En effet, la nature des désordres allégués relevant d’une exécution défectueuse de la prestation d’installation (contrat d’entreprise) distincte de la simple vente et d’une action en vice caché, le point de départ glissant doit être retenu pour permettre l’exercice effectif du droit au recours.
Sur le fond, les experts judiciaires n’ont relevé aucun vice intrinsèque du matériel fabriqué par BGM. Au contraire, le rapport souligne (page 65) que les carences proviennent de « l’application des normes sur le plan électrique » et de la mise en 'uvre par l’installateur. Le rapport indique que les fixations ont été « modifiées au montage » par l’installateur, contrairement aux préconisations du fabricant (manuel d’entretien et notices de montage).
Dès lors que les désordres trouvent leur cause exclusive dans les défauts d’installation et de montage imputables à la société LT-LP, sans qu’un défaut de conception ou de fabrication du matériel BGM ou, a fortiori, un vice caché ne soient démontrés, l’appel en garantie est mal fondé.
Il s’ensuit que le premier juge a rejeté à bon droit l’exception de prescription, l’action en garantie ayant été formée dans le délai de cinq ans suivant l’assignation délivrée par l’acquéreur final, et débouté la société LT-LP de ses demandes en garanties, étant seule responsable des dysfonctionnements du roto de traite.
Le jugement déféré sera donc confirmé en ce qu’il a rejeté l’exception de prescription et débouté la société LT-LP de ses demandes à l’encontre de la société BGM.
Sur les demandes accessoires
La société LT-LP, partie perdante, sera condamnée aux dépens.
Il serait inéquitable de laisser à la charge de la société des Vallées et de la société BGM les frais irrépétibles qu’elles ont exposés en cause d’appel.
La société LT-LP sera condamnée à payer, au titre de l’article 700 du code de procédure civile, la somme de 4 000 euros à la société des Vallées et celle de 4 000 euros à la société BGM.

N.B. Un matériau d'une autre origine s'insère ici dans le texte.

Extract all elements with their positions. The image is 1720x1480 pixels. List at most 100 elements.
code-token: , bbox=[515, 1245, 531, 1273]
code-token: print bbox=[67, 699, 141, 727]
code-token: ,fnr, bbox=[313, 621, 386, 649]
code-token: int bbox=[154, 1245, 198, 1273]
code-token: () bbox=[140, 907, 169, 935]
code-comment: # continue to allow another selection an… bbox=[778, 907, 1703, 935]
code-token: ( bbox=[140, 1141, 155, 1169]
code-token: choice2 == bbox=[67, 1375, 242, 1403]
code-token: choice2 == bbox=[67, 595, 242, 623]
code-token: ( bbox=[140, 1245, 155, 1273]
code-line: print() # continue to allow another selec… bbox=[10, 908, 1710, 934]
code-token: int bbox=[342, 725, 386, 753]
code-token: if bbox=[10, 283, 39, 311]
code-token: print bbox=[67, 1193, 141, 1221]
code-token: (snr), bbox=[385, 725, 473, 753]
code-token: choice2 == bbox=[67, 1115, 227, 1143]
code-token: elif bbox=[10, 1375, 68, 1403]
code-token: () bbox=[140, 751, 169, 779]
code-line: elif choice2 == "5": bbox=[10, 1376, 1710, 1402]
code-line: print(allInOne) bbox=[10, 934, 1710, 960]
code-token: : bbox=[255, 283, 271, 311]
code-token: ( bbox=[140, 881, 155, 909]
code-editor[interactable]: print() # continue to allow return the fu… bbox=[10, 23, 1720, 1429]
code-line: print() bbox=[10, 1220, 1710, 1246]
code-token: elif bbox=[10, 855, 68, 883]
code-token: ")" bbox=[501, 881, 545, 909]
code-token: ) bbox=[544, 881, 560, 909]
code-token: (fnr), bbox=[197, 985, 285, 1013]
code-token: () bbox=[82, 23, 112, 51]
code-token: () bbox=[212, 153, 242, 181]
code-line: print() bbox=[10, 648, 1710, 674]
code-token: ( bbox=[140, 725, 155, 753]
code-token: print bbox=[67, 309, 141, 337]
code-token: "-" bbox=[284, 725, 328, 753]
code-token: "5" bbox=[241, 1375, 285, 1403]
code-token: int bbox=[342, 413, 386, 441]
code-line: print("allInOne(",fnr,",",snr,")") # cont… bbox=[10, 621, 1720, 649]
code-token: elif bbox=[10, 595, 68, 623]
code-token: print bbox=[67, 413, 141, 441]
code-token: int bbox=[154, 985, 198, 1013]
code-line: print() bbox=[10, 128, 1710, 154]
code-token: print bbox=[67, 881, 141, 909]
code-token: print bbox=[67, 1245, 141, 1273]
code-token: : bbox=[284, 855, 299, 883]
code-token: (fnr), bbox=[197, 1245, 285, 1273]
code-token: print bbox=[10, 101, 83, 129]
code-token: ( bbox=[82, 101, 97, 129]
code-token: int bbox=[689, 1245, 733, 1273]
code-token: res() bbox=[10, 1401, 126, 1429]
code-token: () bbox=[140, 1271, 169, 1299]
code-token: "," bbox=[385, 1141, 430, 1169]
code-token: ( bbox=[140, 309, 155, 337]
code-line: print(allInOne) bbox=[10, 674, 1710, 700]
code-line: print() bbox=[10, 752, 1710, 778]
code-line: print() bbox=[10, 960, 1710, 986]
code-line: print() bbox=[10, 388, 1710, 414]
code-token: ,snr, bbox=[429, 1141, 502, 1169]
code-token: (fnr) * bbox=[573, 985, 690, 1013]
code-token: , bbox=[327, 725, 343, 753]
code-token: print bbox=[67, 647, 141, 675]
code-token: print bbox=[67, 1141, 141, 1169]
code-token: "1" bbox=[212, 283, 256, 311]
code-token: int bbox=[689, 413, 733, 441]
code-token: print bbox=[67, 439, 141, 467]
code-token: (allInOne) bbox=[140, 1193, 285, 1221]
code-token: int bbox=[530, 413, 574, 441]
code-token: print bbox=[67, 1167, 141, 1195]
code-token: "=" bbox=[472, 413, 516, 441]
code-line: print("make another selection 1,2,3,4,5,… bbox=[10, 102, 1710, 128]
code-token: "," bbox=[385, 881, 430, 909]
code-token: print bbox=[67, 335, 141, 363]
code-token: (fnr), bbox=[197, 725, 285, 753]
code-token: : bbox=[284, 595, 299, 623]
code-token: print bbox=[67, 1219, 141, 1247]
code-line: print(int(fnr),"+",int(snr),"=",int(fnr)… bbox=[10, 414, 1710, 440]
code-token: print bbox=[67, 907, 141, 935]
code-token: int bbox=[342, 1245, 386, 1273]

Par ailleurs, le jugement sera confirmé sur ces points.
PAR CES MOTIFS,
La cour, statuant publiquement, par arrêt contradictoire, mis à disposition au greffe,
Confirme le jugement rendu le 22 mars 2022 par le tribunal judiciaire de Coutances, sauf en ce qu’il a prononcé la condamnation de la S.A.S.U. Groupe Lacta Traite et Lacta Proflex à payer à la S.C.L. des Vallées la somme de 102 293,72 euros TTC au titre de la reprise de l’installation ;
Et statuant à nouveau sur ce seul chef et y ajoutant,
Condamne la société Groupe Lacta Traite et Lacta Proflex à payer à [Y] [O], ès qualités de liquidateur amiable de la S.C.L. des Vallées, la somme de 85 244,77 euros Hors Taxe au titre de la reprise de l’installation, somme indexée sur l’indice INSEE du coût de la construction à compter du 14 mars 2019 ;
Condamne la S.A.S.U. Groupe Lacta Traite et Lacta Proflex à payer :
— À [Y] [O], ès qualités de liquidateur amiable de la S.C.L. des Vallées, la somme de 4 000 € (quatre mille euros) au titre de l’article 700 du code de procédure civile pour les frais irrépétibles exposés en appel ;
— À la société Boumatic Gascoigne Melotte la somme de 4 000 € (quatre mille euros) au titre de l’article 700 du code de procédure civile pour les frais irrépétibles exposés en appel ;
Condamne la S.A.S.U. Groupe Lacta Traite et Lacta Proflex aux entiers dépens d’appel, qui seront recouvrés conformément aux dispositions de l’article 699 du code de procédure civile ;
Rejette toutes autres demandes plus amples ou contraires.